Yutkundum. O konuşmaya devam etti heyecanla.

"9 Berk, 10'u da bilmiyoruz. Sen kaçsın?"

"Keşke ben kaç numara olduğumu söyleseydim." dediğimde gülümsedim. Elim çantama giderken konuştu.

"Koltuklar üçlüymüş. Yanımıza düşsen iyi olur." dediğinde başımı sallayarak hem bileti aradım hemde yola bakıyordum. Bileti elime aldığımda koltuk numarama baktım. 10 yazıyordu. Evet 10. 

Berk 9 numaraydı. Berk'in yanında oturuyordum. ALLAH KAHRETSİN.

"10" dedim sesim kısık çıkarken. 

Garip bir sessizlik oluştu. Bu sessizlikten rahatsız olarak konuştum.

"Görüşürüz." 

Beklemedim cevap vermesini. Kapattım telefonu. Direksiyondaki parmaklarımın titremeye başladığını gördüm. Bunu istemiyordum. Ona yakın olmak onun mutluluğunu izlemek istemiyordum. 

Elim araba ekranına giderken oynat tuşuna bastım. Gözyaşlarım yanaklarımdan süzülürken direksiyonu yolun yanına kırdım. Ara yol yine bir denize çıktı. 

Arabadan indiğimde etraf sessizdi. Sadece yol kenarından geçen arabaların sesi ve dalga sesleri vardı. Arabamdan gelen şarkı sesi dışında ses yoktu. 

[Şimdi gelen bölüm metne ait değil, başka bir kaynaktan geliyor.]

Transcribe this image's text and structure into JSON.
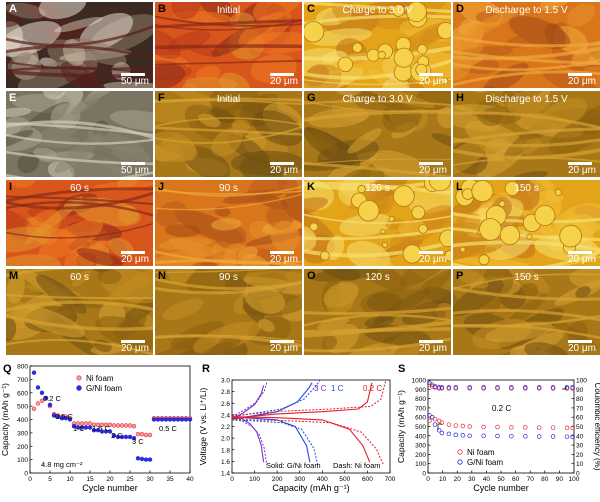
{
  "micrographs": [
    {
      "letter": "A",
      "label": "",
      "scale": "50 μm",
      "style": "dark"
    },
    {
      "letter": "B",
      "label": "Initial",
      "scale": "20 μm",
      "style": "red"
    },
    {
      "letter": "C",
      "label": "Charge to 3.0 V",
      "scale": "20 μm",
      "style": "yellow"
    },
    {
      "letter": "D",
      "label": "Discharge to 1.5 V",
      "scale": "20 μm",
      "style": "orange"
    },
    {
      "letter": "E",
      "label": "",
      "scale": "50 μm",
      "style": "gray"
    },
    {
      "letter": "F",
      "label": "Initial",
      "scale": "20 μm",
      "style": "olive"
    },
    {
      "letter": "G",
      "label": "Charge to 3.0 V",
      "scale": "20 μm",
      "style": "olive"
    },
    {
      "letter": "H",
      "label": "Discharge to 1.5 V",
      "scale": "20 μm",
      "style": "olive"
    },
    {
      "letter": "I",
      "label": "60 s",
      "scale": "20 μm",
      "style": "red"
    },
    {
      "letter": "J",
      "label": "90 s",
      "scale": "20 μm",
      "style": "orange"
    },
    {
      "letter": "K",
      "label": "120 s",
      "scale": "20 μm",
      "style": "yellow"
    },
    {
      "letter": "L",
      "label": "150 s",
      "scale": "20 μm",
      "style": "yellow"
    },
    {
      "letter": "M",
      "label": "60 s",
      "scale": "20 μm",
      "style": "olive"
    },
    {
      "letter": "N",
      "label": "90 s",
      "scale": "20 μm",
      "style": "olive"
    },
    {
      "letter": "O",
      "label": "120 s",
      "scale": "20 μm",
      "style": "olive"
    },
    {
      "letter": "P",
      "label": "150 s",
      "scale": "20 μm",
      "style": "olive"
    }
  ],
  "colors": {
    "ni_foam": "#e8303a",
    "g_ni_foam": "#2b2ddb",
    "c3": "#7b2fd0",
    "c1": "#2548e0",
    "c02": "#e0202a"
  },
  "chart_data": [
    {
      "type": "scatter",
      "panel": "Q",
      "xlabel": "Cycle number",
      "ylabel": "Capacity (mAh g⁻¹)",
      "xlim": [
        0,
        40
      ],
      "ylim": [
        0,
        800
      ],
      "xticks": [
        "0",
        "5",
        "10",
        "15",
        "20",
        "25",
        "30",
        "35",
        "40"
      ],
      "yticks": [
        "0",
        "100",
        "200",
        "300",
        "400",
        "500",
        "600",
        "700",
        "800"
      ],
      "legend": [
        "Ni foam",
        "G/Ni foam"
      ],
      "annotations": [
        "0.2 C",
        "0.5 C",
        "1 C",
        "1.5 C",
        "2 C",
        "3 C",
        "0.5 C",
        "4.8 mg cm⁻²"
      ],
      "series": [
        {
          "name": "Ni foam",
          "x": [
            1,
            2,
            3,
            4,
            5,
            6,
            7,
            8,
            9,
            10,
            11,
            12,
            13,
            14,
            15,
            16,
            17,
            18,
            19,
            20,
            21,
            22,
            23,
            24,
            25,
            26,
            27,
            28,
            29,
            30,
            31,
            32,
            33,
            34,
            35,
            36,
            37,
            38,
            39,
            40
          ],
          "values": [
            480,
            520,
            540,
            560,
            500,
            440,
            430,
            420,
            420,
            410,
            370,
            370,
            370,
            370,
            370,
            360,
            360,
            360,
            360,
            360,
            355,
            355,
            355,
            355,
            355,
            350,
            290,
            290,
            285,
            285,
            410,
            410,
            410,
            410,
            410,
            410,
            410,
            410,
            410,
            410
          ]
        },
        {
          "name": "G/Ni foam",
          "x": [
            1,
            2,
            3,
            4,
            5,
            6,
            7,
            8,
            9,
            10,
            11,
            12,
            13,
            14,
            15,
            16,
            17,
            18,
            19,
            20,
            21,
            22,
            23,
            24,
            25,
            26,
            27,
            28,
            29,
            30,
            31,
            32,
            33,
            34,
            35,
            36,
            37,
            38,
            39,
            40
          ],
          "values": [
            750,
            640,
            600,
            560,
            510,
            430,
            420,
            410,
            410,
            400,
            350,
            340,
            340,
            340,
            340,
            320,
            320,
            310,
            310,
            310,
            280,
            270,
            270,
            270,
            270,
            260,
            110,
            105,
            100,
            100,
            400,
            400,
            400,
            400,
            400,
            400,
            400,
            400,
            400,
            400
          ]
        }
      ]
    },
    {
      "type": "line",
      "panel": "R",
      "xlabel": "Capacity (mAh g⁻¹)",
      "ylabel": "Voltage (V vs. Li⁺/Li)",
      "xlim": [
        0,
        700
      ],
      "ylim": [
        1.3,
        3.0
      ],
      "xticks": [
        "0",
        "100",
        "200",
        "300",
        "400",
        "500",
        "600",
        "700"
      ],
      "yticks": [
        "1.4",
        "1.6",
        "1.8",
        "2.0",
        "2.2",
        "2.4",
        "2.6",
        "2.8",
        "3.0"
      ],
      "annotations": [
        "3 C",
        "1 C",
        "0.2 C",
        "Solid: G/Ni foam",
        "Dash: Ni foam"
      ],
      "series": [
        {
          "name": "3 C",
          "values": [
            [
              0,
              2.33
            ],
            [
              40,
              2.3
            ],
            [
              80,
              2.2
            ],
            [
              110,
              2.05
            ],
            [
              130,
              1.8
            ],
            [
              140,
              1.5
            ]
          ]
        },
        {
          "name": "3 C",
          "values": [
            [
              0,
              2.28
            ],
            [
              50,
              2.4
            ],
            [
              100,
              2.55
            ],
            [
              130,
              2.75
            ],
            [
              140,
              2.9
            ]
          ]
        },
        {
          "name": "1 C",
          "values": [
            [
              0,
              2.32
            ],
            [
              100,
              2.3
            ],
            [
              200,
              2.27
            ],
            [
              280,
              2.15
            ],
            [
              330,
              1.8
            ],
            [
              345,
              1.5
            ]
          ]
        },
        {
          "name": "1 C",
          "values": [
            [
              0,
              2.28
            ],
            [
              100,
              2.35
            ],
            [
              200,
              2.42
            ],
            [
              290,
              2.6
            ],
            [
              340,
              2.85
            ],
            [
              355,
              2.95
            ]
          ]
        },
        {
          "name": "0.2 C",
          "values": [
            [
              0,
              2.33
            ],
            [
              200,
              2.31
            ],
            [
              400,
              2.27
            ],
            [
              520,
              2.1
            ],
            [
              580,
              1.8
            ],
            [
              610,
              1.5
            ]
          ]
        },
        {
          "name": "0.2 C",
          "values": [
            [
              0,
              2.3
            ],
            [
              200,
              2.38
            ],
            [
              400,
              2.42
            ],
            [
              560,
              2.47
            ],
            [
              600,
              2.6
            ],
            [
              620,
              2.95
            ]
          ]
        }
      ]
    },
    {
      "type": "scatter",
      "panel": "S",
      "xlabel": "Cycle number",
      "ylabel": "Capacity (mAh g⁻¹)",
      "ylabel2": "Coulombic efficiency (%)",
      "xlim": [
        0,
        105
      ],
      "ylim": [
        0,
        1000
      ],
      "ylim2": [
        0,
        100
      ],
      "xticks": [
        "0",
        "10",
        "20",
        "30",
        "40",
        "50",
        "60",
        "70",
        "80",
        "90",
        "100"
      ],
      "yticks": [
        "0",
        "100",
        "200",
        "300",
        "400",
        "500",
        "600",
        "700",
        "800",
        "900",
        "1000"
      ],
      "yticks2": [
        "0",
        "10",
        "20",
        "30",
        "40",
        "50",
        "60",
        "70",
        "80",
        "90",
        "100"
      ],
      "legend": [
        "Ni foam",
        "G/Ni foam"
      ],
      "annotations": [
        "0.2 C"
      ],
      "series": [
        {
          "name": "Ni foam",
          "kind": "capacity",
          "x": [
            1,
            3,
            5,
            8,
            10,
            15,
            20,
            25,
            30,
            40,
            50,
            60,
            70,
            80,
            90,
            100,
            104
          ],
          "values": [
            560,
            600,
            580,
            560,
            540,
            520,
            510,
            505,
            500,
            495,
            495,
            490,
            490,
            488,
            488,
            485,
            485
          ]
        },
        {
          "name": "G/Ni foam",
          "kind": "capacity",
          "x": [
            1,
            3,
            5,
            8,
            10,
            15,
            20,
            25,
            30,
            40,
            50,
            60,
            70,
            80,
            90,
            100,
            104
          ],
          "values": [
            620,
            600,
            520,
            460,
            430,
            420,
            410,
            405,
            400,
            400,
            398,
            396,
            395,
            393,
            392,
            390,
            390
          ]
        },
        {
          "name": "Ni foam",
          "kind": "efficiency",
          "x": [
            1,
            3,
            5,
            8,
            10,
            15,
            20,
            30,
            40,
            50,
            60,
            70,
            80,
            90,
            100,
            104
          ],
          "values": [
            95,
            93,
            92,
            91,
            91,
            91,
            91,
            91,
            91,
            91,
            91,
            91,
            91,
            91,
            91,
            91
          ]
        },
        {
          "name": "G/Ni foam",
          "kind": "efficiency",
          "x": [
            1,
            3,
            5,
            8,
            10,
            15,
            20,
            30,
            40,
            50,
            60,
            70,
            80,
            90,
            100,
            104
          ],
          "values": [
            97,
            95,
            93,
            92,
            92,
            92,
            92,
            92,
            92,
            92,
            92,
            92,
            92,
            92,
            92,
            92
          ]
        }
      ]
    }
  ]
}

•Üç yıl olmuş artık ayrıldığımız
Dönüşü olmayan yollardayız

İçimdeki hisler birbiriyle savaş halindeydi adeta. Korku belirdi önce. Korkuyordum. Onu görüp tekrar o duygulara kapılmaktan korkuyordum. Pişman olmaktan. Kendimden nefret etmekten. Gözlerimdeki yaşları sildiğimde rüzgar yüzümü üşüttü.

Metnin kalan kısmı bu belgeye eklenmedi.